I use paperless-ngx to manage my documents, together with some rules that automaticaly ingest PDFs from my mail boxes. However, I noticed that a recently received invoice from AWS was not ingested as expected. Looking at the logs I found this error message for it:
invoice.pdf: Error occurred while consuming document invoice.pdf: DigitalSignatureError: Input PDF has a digital signature. OCR would alter the document,
invalidating the signature.
I don’t know if a software update brought this refusal to run OCR on signed PDFs, or if AWS simply so long didn’t send me signed PDFs, but I needed to find a way to force paperless to ingest signed things as well as having all of that stuff stored in paperless is a vital part of my accounting workflow.
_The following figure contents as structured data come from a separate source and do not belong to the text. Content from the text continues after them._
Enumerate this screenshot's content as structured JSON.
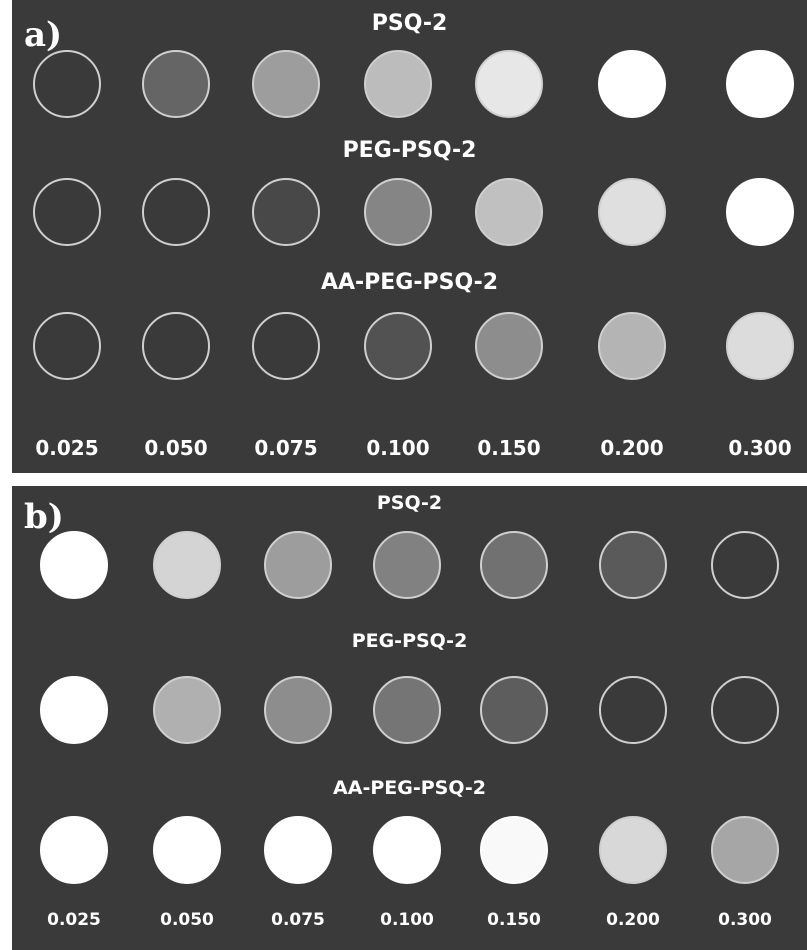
{
  "concentrations": [
    "0.025",
    "0.050",
    "0.075",
    "0.100",
    "0.150",
    "0.200",
    "0.300"
  ],
  "panels": [
    {
      "label": "a)",
      "rows": [
        {
          "title": "PSQ-2",
          "levels": [
            0,
            0.22,
            0.5,
            0.66,
            0.88,
            1,
            1
          ]
        },
        {
          "title": "PEG-PSQ-2",
          "levels": [
            0,
            0,
            0.07,
            0.38,
            0.68,
            0.84,
            1
          ]
        },
        {
          "title": "AA-PEG-PSQ-2",
          "levels": [
            0,
            0,
            0,
            0.12,
            0.42,
            0.62,
            0.82
          ]
        }
      ]
    },
    {
      "label": "b)",
      "rows": [
        {
          "title": "PSQ-2",
          "levels": [
            1,
            0.78,
            0.5,
            0.36,
            0.28,
            0.16,
            0
          ]
        },
        {
          "title": "PEG-PSQ-2",
          "levels": [
            1,
            0.6,
            0.42,
            0.3,
            0.18,
            0,
            0
          ]
        },
        {
          "title": "AA-PEG-PSQ-2",
          "levels": [
            1,
            1,
            1,
            1,
            0.97,
            0.8,
            0.55
          ]
        }
      ]
    }
  ]
}
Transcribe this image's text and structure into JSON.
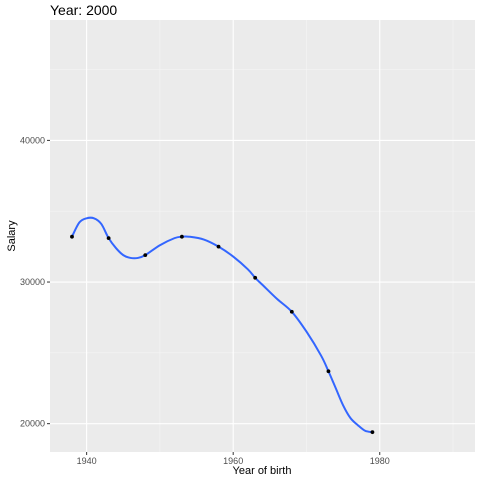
{
  "chart_data": {
    "type": "scatter",
    "title": "Year: 2000",
    "xlabel": "Year of birth",
    "ylabel": "Salary",
    "xlim": [
      1935,
      1993
    ],
    "ylim": [
      18000,
      48500
    ],
    "x_ticks": [
      1940,
      1960,
      1980
    ],
    "x_tick_labels": [
      "1940",
      "1960",
      "1980"
    ],
    "x_minor_ticks": [
      1950,
      1970,
      1990
    ],
    "y_ticks": [
      20000,
      30000,
      40000
    ],
    "y_tick_labels": [
      "20000",
      "30000",
      "40000"
    ],
    "y_minor_ticks": [
      25000,
      35000,
      45000
    ],
    "grid": true,
    "legend": "none",
    "series": [
      {
        "kind": "points",
        "x": [
          1938,
          1943,
          1948,
          1953,
          1958,
          1963,
          1968,
          1973,
          1979
        ],
        "y": [
          33200,
          33100,
          31900,
          33200,
          32500,
          30300,
          27900,
          23700,
          19400
        ]
      },
      {
        "kind": "smooth",
        "x": [
          1938,
          1939,
          1940,
          1941,
          1942,
          1943,
          1944,
          1945,
          1946,
          1947,
          1948,
          1950,
          1952,
          1953,
          1954,
          1956,
          1958,
          1960,
          1962,
          1963,
          1964,
          1966,
          1968,
          1970,
          1972,
          1973,
          1974,
          1975,
          1976,
          1977,
          1978,
          1979
        ],
        "y": [
          33200,
          34200,
          34500,
          34500,
          34100,
          33100,
          32400,
          31900,
          31700,
          31700,
          31900,
          32600,
          33100,
          33200,
          33200,
          33000,
          32500,
          31800,
          30900,
          30300,
          29800,
          28800,
          27900,
          26500,
          24800,
          23700,
          22500,
          21300,
          20400,
          19900,
          19500,
          19400
        ]
      }
    ],
    "colors": {
      "panel": "#ebebeb",
      "grid_major": "#ffffff",
      "line": "#3366ff",
      "point": "#000000",
      "tick": "#333333"
    }
  }
}
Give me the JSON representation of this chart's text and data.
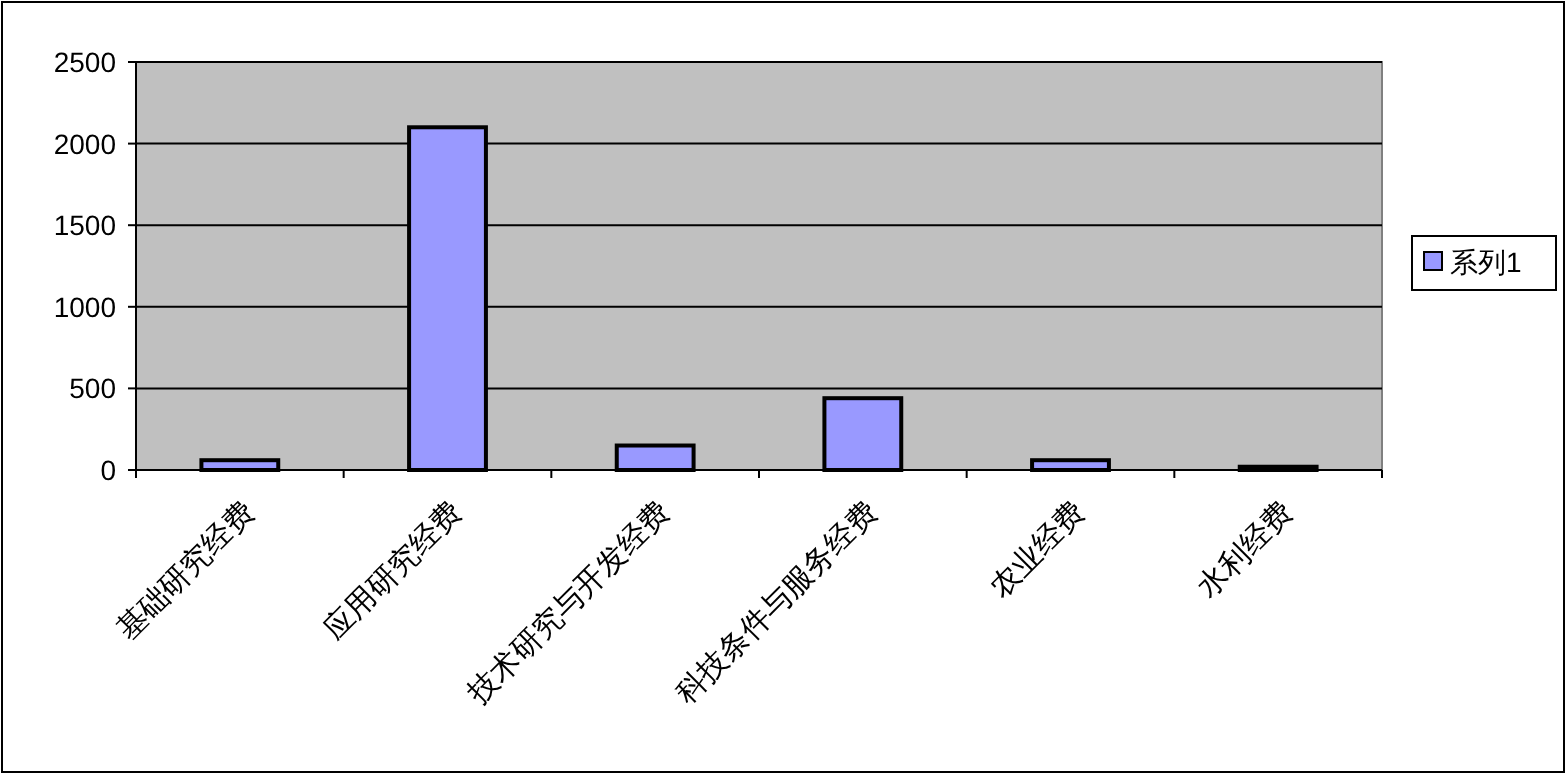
{
  "chart_data": {
    "type": "bar",
    "categories": [
      "基础研究经费",
      "应用研究经费",
      "技术研究与开发经费",
      "科技条件与服务经费",
      "农业经费",
      "水利经费"
    ],
    "series": [
      {
        "name": "系列1",
        "color": "#9999ff",
        "values": [
          60,
          2100,
          150,
          440,
          60,
          20
        ]
      }
    ],
    "ylim": [
      0,
      2500
    ],
    "yticks": [
      0,
      500,
      1000,
      1500,
      2000,
      2500
    ],
    "grid": "y",
    "legend": "right"
  }
}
A quick search for the error message brought me to
this discussion on the paperless-ngx GitHub repository
and therein I also found the solution,
which is to set the PAPERLESS_OCR_USER_ARGS
config option to
{"invalidate_digital_signatures": true}
.
As I run paperless via Docker I needed to add the following to the environment
section in my paperless
docker-compose.yml
:
services:
# ...
paperless:
# ...
environment:
# ...
PAPERLESS_OCR_USER_ARGS: '{"invalidate_digital_signatures": true}'
# ...
And after adding this and a quick docker compose up -d
things seem to now work as expected
again. Yay!